Investors and iPhone aficionados have long been enthused by rumors of an Apple electric vehicle initiative.

The Cupertino-mobile is still a fiction almost ten years after information about the project first surfaced, but it hasn’t stopped other consumer electronics businesses from moving forward. Soon, customers on the opposite side of the globe will be able to order a car from the Taiwanese business that mastered producing Apple products in China. Welcome to the Foxconn-mobile era.

Hon Hai Technology Group, also known as Foxconn worldwide, announced intentions to construct three of its own electric cars in cooperation with Taiwanese automaker Yulon under the brand name Foxtron in October 2021. Foxconn, which is best known for producing 70% of iPhones, has similar goals for the auto industry, including being the go-to producer for an entirely new class of vehicle. As of now, it has agreements in place to produce vehicles for Lordstown Motors and Fisker, two US-based EV companies.

Although the hatchback, sedan, and bus produced by Foxconn don’t particularly exude Apple cool, they mark a significant advancement for the maker of consumer electronics. The ambitious expansion plan by Foxconn is also a reflection of a larger shift in technology and location in the automotive industry. For the past 100 years, the US, Europe, and Japan have established what a car is. Now that the automobile is evolving due to growing electrification, computerization, and autonomy, China may have a greater say in what cars are made.

If Foxconn is successful in establishing a sizable vehicle manufacturing enterprise, China will become an automotive epicenter that can rival the established automotive powerhouses of the US, Germany, Japan, and South Korea. When contacted for an interview, Foxconn did not answer.

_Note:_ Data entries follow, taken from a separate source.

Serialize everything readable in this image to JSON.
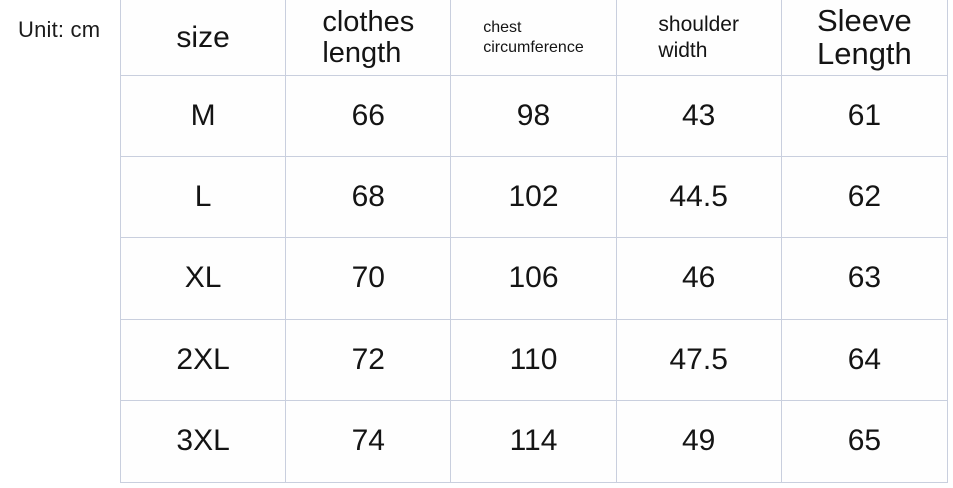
{
  "unit_label": "Unit: cm",
  "headers_display": [
    "size",
    "clothes\nlength",
    "chest\ncircumference",
    "shoulder\nwidth",
    "Sleeve\nLength"
  ],
  "chart_data": {
    "type": "table",
    "unit": "cm",
    "columns": [
      "size",
      "clothes length",
      "chest circumference",
      "shoulder width",
      "Sleeve Length"
    ],
    "rows": [
      [
        "M",
        66,
        98,
        43,
        61
      ],
      [
        "L",
        68,
        102,
        44.5,
        62
      ],
      [
        "XL",
        70,
        106,
        46,
        63
      ],
      [
        "2XL",
        72,
        110,
        47.5,
        64
      ],
      [
        "3XL",
        74,
        114,
        49,
        65
      ]
    ]
  },
  "colors": {
    "border": "#c9cfde",
    "text": "#141414",
    "page_background": "#ffffff"
  }
}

In the upcoming years, the vehicle industry is anticipated to go through significant changes. According to a McKinsey report released in October 2020, automakers will come up with innovative ways to sell cars and generate income through subscription services. The future automobile resembles a smartphone on wheels in several respects.

In part because of this, argues Marc Sachon, a professor at Barcelona’s IESE Business School and an expert on the automotive sector, there has never been a better time for an electronics giant to try their hand at building automobiles. Electric car powertrains are easier to assemble and have fewer parts than internal combustion vehicle powertrains. The conventional supply network, which is one of the key strengths of well-known automakers, is more difficult to manage than the EV supply chain. The fabrication of components as well as the development of batteries and software all take place in China, according to Sachon.

China is ideally situated to take the lead in the electrification effort. The nation already boasts some of the most cutting-edge battery producers in the world, including CATL and BYD, the latter of which also makes automobiles. Simply by virtue of proximity, car manufacturers in the area may have an advantage in understanding and utilizing new battery technology, much as how software companies profit from being close to chip design companies.